Re: [PATCH v3] RISC-V: Increase range and default value of NR_CPUS

From: Palmer Dabbelt
Date: Tue Oct 04 2022 - 19:53:24 EST


On Thu, 18 Aug 2022 14:29:03 PDT (-0700), atishp@xxxxxxxxxxxxxx wrote:
On Tue, May 24, 2022 at 5:08 AM Anup Patel <anup@xxxxxxxxxxxxxx> wrote:

Hi Palmer,

On Wed, Apr 20, 2022 at 4:54 PM Anup Patel <apatel@xxxxxxxxxxxxxxxx> wrote:
>
> Currently, the range and default value of NR_CPUS is too restrictive
> for high-end RISC-V systems with large number of HARTs. The latest
> QEMU virt machine supports upto 512 CPUs so the current NR_CPUS is
> restrictive for QEMU as well. Other major architectures (such as
> ARM64, x86_64, MIPS, etc) have a much higher range and default
> value of NR_CPUS.
>
> This patch increases NR_CPUS range to 2-512 and default value to
> XLEN (i.e. 32 for RV32 and 64 for RV64).
>
> Signed-off-by: Anup Patel <apatel@xxxxxxxxxxxxxxxx>

Can this PATCH be considered for 5.19 ?

Thanks,
Anup

> ---
> Changes since v2:
> - Rebased on Linux-5.18-rc3
> - Use a different range when SBI v0.1 is enabled
> Changes since v1:
> - Updated NR_CPUS range to 2-512 which reflects maximum number of
> CPUs supported by QEMU virt machine.
> ---
> arch/riscv/Kconfig | 9 ++++++---
> 1 file changed, 6 insertions(+), 3 deletions(-)
>
> diff --git a/arch/riscv/Kconfig b/arch/riscv/Kconfig
> index 00fd9c548f26..1823f281069f 100644
> --- a/arch/riscv/Kconfig
> +++ b/arch/riscv/Kconfig
> @@ -275,10 +275,13 @@ config SMP
> If you don't know what to do here, say N.
>
> config NR_CPUS
> - int "Maximum number of CPUs (2-32)"
> - range 2 32
> + int "Maximum number of CPUs (2-512)"
> depends on SMP
> - default "8"
> + range 2 512 if !SBI_V01
> + range 2 32 if SBI_V01 && 32BIT
> + range 2 64 if SBI_V01 && 64BIT
> + default "32" if 32BIT
> + default "64" if 64BIT
>
> config HOTPLUG_CPU
> bool "Support for hot-pluggable CPUs"
> --
> 2.25.1
>


Ping ?
It would be useful to include this patch sooner than later to enable
high HART count testing by default.

Ya, I think that's reasonable: the higher CPU counts have found a bunch of issues, but they're not really Linux bugs and stopping folks from running them is just going to stop those bugs from being fixed. It seems like these higher default NR_CPUS are stable on smaller systems so that shouldn't hurt anything.

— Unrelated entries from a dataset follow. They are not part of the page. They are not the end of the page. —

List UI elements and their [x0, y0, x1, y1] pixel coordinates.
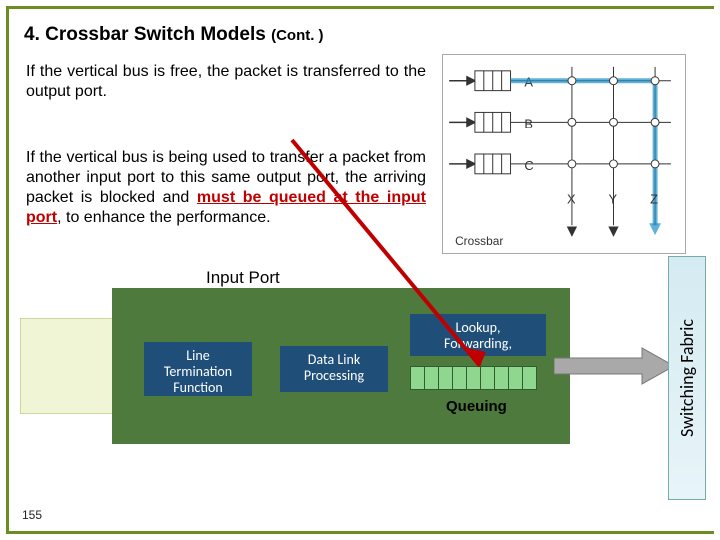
- row-c-label: C: [524, 158, 533, 173]
- line-termination-module: LineTerminationFunction: [144, 342, 252, 396]
- lookup-text: Lookup,Forwarding,: [444, 319, 512, 352]
- slide-title: 4. Crossbar Switch Models (Cont. ): [24, 24, 324, 46]
- data-link-module: Data LinkProcessing: [280, 346, 388, 392]
- queue-cell: [424, 366, 439, 390]
- queue-cell: [480, 366, 495, 390]
- title-main: 4. Crossbar Switch Models: [24, 24, 266, 45]
- paragraph-1: If the vertical bus is free, the packet …: [26, 62, 426, 102]
- queue-cell: [508, 366, 523, 390]
- arrow-to-fabric-icon: [554, 346, 674, 386]
- row-b-label: B: [524, 116, 533, 131]
- queue-cell: [466, 366, 481, 390]
- col-z-label: Z: [650, 192, 658, 207]
- input-port-label: Input Port: [206, 268, 280, 288]
- col-x-label: X: [567, 192, 576, 207]
- queue-cell: [452, 366, 467, 390]
- line-term-text: LineTerminationFunction: [164, 347, 232, 396]
- title-cont: (Cont. ): [271, 27, 323, 44]
- data-link-text: Data LinkProcessing: [304, 351, 364, 384]
- queue-cell: [438, 366, 453, 390]
- queue-buffer: [410, 366, 536, 390]
- para2-part-b: , to enhance the performance.: [57, 209, 270, 226]
- lookup-forwarding-module: Lookup,Forwarding,: [410, 314, 546, 356]
- queuing-label: Queuing: [446, 398, 507, 415]
- switching-fabric-text: Switching Fabric: [676, 319, 698, 437]
- crossbar-diagram: A B C X Y Z Crossbar: [442, 54, 686, 254]
- crossbar-caption: Crossbar: [455, 234, 503, 248]
- col-y-label: Y: [609, 192, 618, 207]
- queue-cell: [494, 366, 509, 390]
- queue-cell: [410, 366, 425, 390]
- paragraph-2: If the vertical bus is being used to tra…: [26, 148, 426, 228]
- switching-fabric-label: Switching Fabric: [668, 256, 706, 500]
- queue-cell: [522, 366, 537, 390]
- page-number: 155: [22, 508, 42, 522]
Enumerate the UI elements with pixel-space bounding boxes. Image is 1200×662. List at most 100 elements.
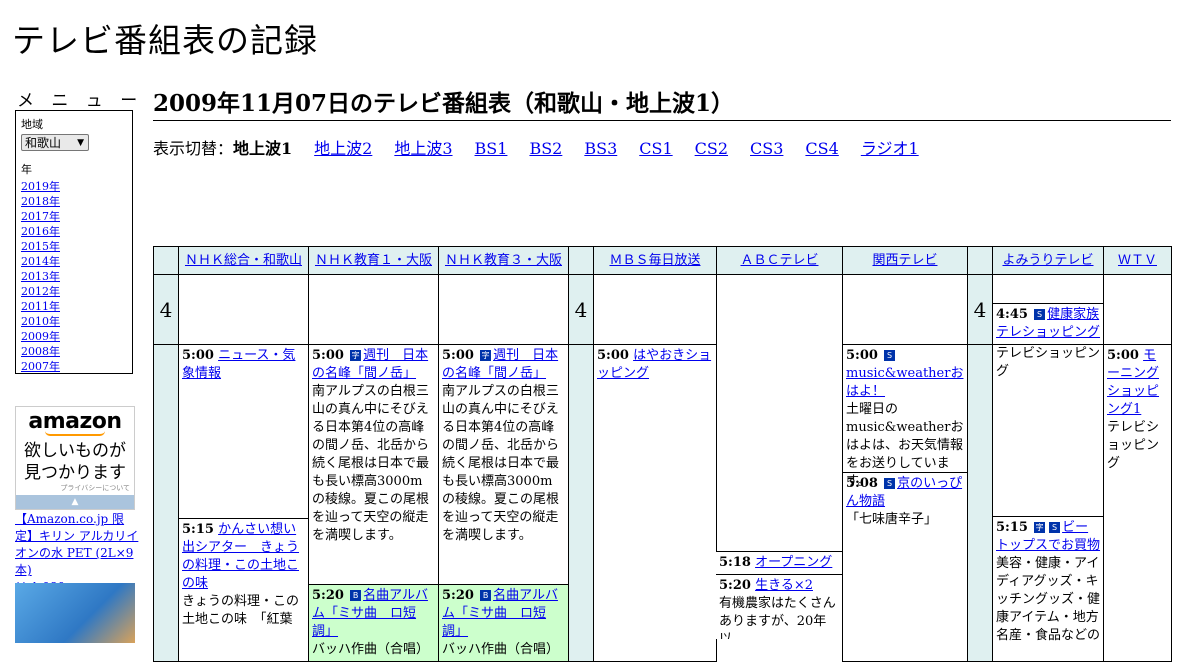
switcher-link[interactable]: 地上波3 <box>394 139 452 158</box>
program-abc-1: 5:18 オープニング <box>716 551 842 575</box>
program-time: 5:08 <box>846 476 878 491</box>
channel-link-ytv[interactable]: よみうりテレビ <box>1002 253 1093 268</box>
amazon-ad-banner[interactable]: amazon 欲しいものが 見つかります プライバシーについて ▲ <box>15 406 135 510</box>
program-desc: 美容・健康・アイディアグッズ・キッチングッズ・健康アイテム・地方名産・食品などの <box>996 556 1101 643</box>
hour-cell <box>568 344 594 662</box>
year-link[interactable]: 2015年 <box>21 239 127 254</box>
program-title[interactable]: オープニング <box>755 555 832 570</box>
channel-header: ＮＨＫ総合・和歌山 <box>178 246 309 275</box>
region-select[interactable]: 和歌山 ▼ <box>21 134 89 151</box>
year-link[interactable]: 2019年 <box>21 179 127 194</box>
empty-slot <box>716 274 843 585</box>
program-time: 5:00 <box>846 348 878 363</box>
empty-slot <box>1103 274 1172 345</box>
channel-link-ktv[interactable]: 関西テレビ <box>872 253 937 268</box>
menu-label: メ ニ ュ ー <box>17 91 144 111</box>
hour-header-blank <box>967 246 993 275</box>
switcher-link[interactable]: BS3 <box>584 139 617 158</box>
program-title[interactable]: 生きる×2 <box>755 578 813 593</box>
channel-link-nhk-g[interactable]: ＮＨＫ総合・和歌山 <box>185 253 302 268</box>
subtitle-icon: 字 <box>350 350 362 361</box>
switcher-link[interactable]: CS4 <box>805 139 838 158</box>
program-desc: きょうの料理・この土地この味 「紅葉 <box>182 594 300 627</box>
program-desc: 有機農家はたくさんありますが、20年以 <box>719 596 836 639</box>
channel-link-wtv[interactable]: ＷＴＶ <box>1118 253 1157 268</box>
empty-slot <box>842 274 968 345</box>
product-title[interactable]: 【Amazon.co.jp 限定】キリン アルカリイオンの水 PET (2L×9… <box>15 512 138 577</box>
program-time: 5:00 <box>182 348 214 363</box>
program-ktv-2: 5:08 S 京のいっぴん物語 「七味唐辛子」 <box>844 473 967 531</box>
program-nhk-e3-1: 5:00 字週刊 日本の名峰「間ノ岳」 南アルプスの白根三山の真ん中にそびえる日… <box>438 344 569 585</box>
hour-cell: 4 <box>153 274 179 345</box>
program-nhk-e1-1: 5:00 字週刊 日本の名峰「間ノ岳」 南アルプスの白根三山の真ん中にそびえる日… <box>308 344 439 585</box>
year-link[interactable]: 2007年 <box>21 359 127 374</box>
page-heading: 2009年11月07日のテレビ番組表（和歌山・地上波1） <box>153 84 1171 121</box>
year-link[interactable]: 2016年 <box>21 224 127 239</box>
channel-link-nhk-e1[interactable]: ＮＨＫ教育１・大阪 <box>315 253 432 268</box>
program-ytv-1: 4:45 S 健康家族テレショッピング <box>994 304 1103 344</box>
program-time: 5:18 <box>719 555 751 570</box>
switcher-link[interactable]: BS2 <box>529 139 562 158</box>
product-image[interactable] <box>15 583 135 643</box>
switcher-label: 表示切替： <box>153 139 234 158</box>
year-link[interactable]: 2010年 <box>21 314 127 329</box>
empty-slot <box>438 274 569 345</box>
caption-icon: 字 <box>1034 522 1046 533</box>
switcher-link[interactable]: CS2 <box>695 139 728 158</box>
program-time: 5:20 <box>442 588 474 603</box>
view-switcher: 表示切替：地上波1 地上波2 地上波3 BS1 BS2 BS3 CS1 CS2 CS3 CS4 ラジ… <box>153 135 941 159</box>
program-time: 5:20 <box>719 578 751 593</box>
switcher-link[interactable]: 地上波2 <box>314 139 372 158</box>
year-link[interactable]: 2013年 <box>21 269 127 284</box>
program-slot: 4:45 S 健康家族テレショッピング <box>992 274 1104 345</box>
program-title[interactable]: music&weatherおはよ！ <box>846 366 963 399</box>
year-link[interactable]: 2014年 <box>21 254 127 269</box>
menu-box: 地域 和歌山 ▼ 年 2019年 2018年 2017年 2016年 2015年… <box>15 110 133 374</box>
program-time: 4:45 <box>996 307 1028 322</box>
year-link[interactable]: 2017年 <box>21 209 127 224</box>
hour-cell <box>967 344 993 662</box>
program-time: 5:00 <box>1107 348 1139 363</box>
program-time: 5:15 <box>996 520 1028 535</box>
year-link[interactable]: 2011年 <box>21 299 127 314</box>
year-link[interactable]: 2012年 <box>21 284 127 299</box>
channel-link-mbs[interactable]: ＭＢＳ毎日放送 <box>609 253 700 268</box>
program-time: 5:00 <box>312 348 344 363</box>
program-nhk-g-2: 5:15 かんさい想い出シアター きょうの料理・この土地この味 きょうの料理・こ… <box>178 518 309 662</box>
ad-privacy-text[interactable]: プライバシーについて <box>60 483 130 493</box>
program-desc: 南アルプスの白根三山の真ん中にそびえる日本第4位の高峰の間ノ岳、北岳から続く尾根… <box>312 384 430 543</box>
program-ytv-1-desc: テレビショッピング <box>993 346 1103 517</box>
program-desc: 南アルプスの白根三山の真ん中にそびえる日本第4位の高峰の間ノ岳、北岳から続く尾根… <box>442 384 560 543</box>
channel-header: ＷＴＶ <box>1103 246 1172 275</box>
switcher-link[interactable]: CS1 <box>639 139 672 158</box>
hour-cell: 4 <box>967 274 993 345</box>
channel-header: ＮＨＫ教育３・大阪 <box>438 246 569 275</box>
year-link[interactable]: 2018年 <box>21 194 127 209</box>
program-ktv-1: 5:00 Smusic&weatherおはよ！ 土曜日のmusic&weathe… <box>843 346 967 489</box>
year-link[interactable]: 2009年 <box>21 329 127 344</box>
program-nhk-g-1: 5:00 ニュース・気象情報 <box>178 344 309 519</box>
year-link[interactable]: 2008年 <box>21 344 127 359</box>
hour-cell: 4 <box>568 274 594 345</box>
region-select-value: 和歌山 <box>25 136 62 150</box>
program-wtv-1: 5:00 モーニングショッピング1 テレビショッピング <box>1103 344 1172 662</box>
program-abc-2: 5:20 生きる×2 有機農家はたくさんありますが、20年以 <box>716 575 842 639</box>
channel-link-nhk-e3[interactable]: ＮＨＫ教育３・大阪 <box>445 253 562 268</box>
switcher-link[interactable]: BS1 <box>475 139 508 158</box>
stereo-icon: S <box>884 350 896 361</box>
hour-cell <box>153 344 179 662</box>
program-mbs-1: 5:00 はやおきショッピング <box>593 344 717 662</box>
channel-header: 関西テレビ <box>842 246 968 275</box>
site-title: テレビ番組表の記録 <box>12 21 318 60</box>
channel-header: ＮＨＫ教育１・大阪 <box>308 246 439 275</box>
year-label: 年 <box>21 163 32 176</box>
year-list: 年 2019年 2018年 2017年 2016年 2015年 2014年 20… <box>21 161 127 374</box>
hour-header-blank <box>568 246 594 275</box>
ad-collapse-bar[interactable]: ▲ <box>16 495 134 509</box>
switcher-link[interactable]: CS3 <box>750 139 783 158</box>
empty-slot <box>593 274 717 345</box>
switcher-link[interactable]: ラジオ1 <box>861 139 919 158</box>
channel-link-abc[interactable]: ＡＢＣテレビ <box>740 253 818 268</box>
switcher-current: 地上波1 <box>233 139 293 158</box>
channel-header: よみうりテレビ <box>992 246 1104 275</box>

I'm still getting a bunch of issues when trying to run the larger CPU count systems in QEMU, but I think it's OK just assuming those are long-tail issues that would manifest anyway and are just more likely with the higher core counts.

So I've got this on for-next, under the rationale that the new default CPU counts are safe.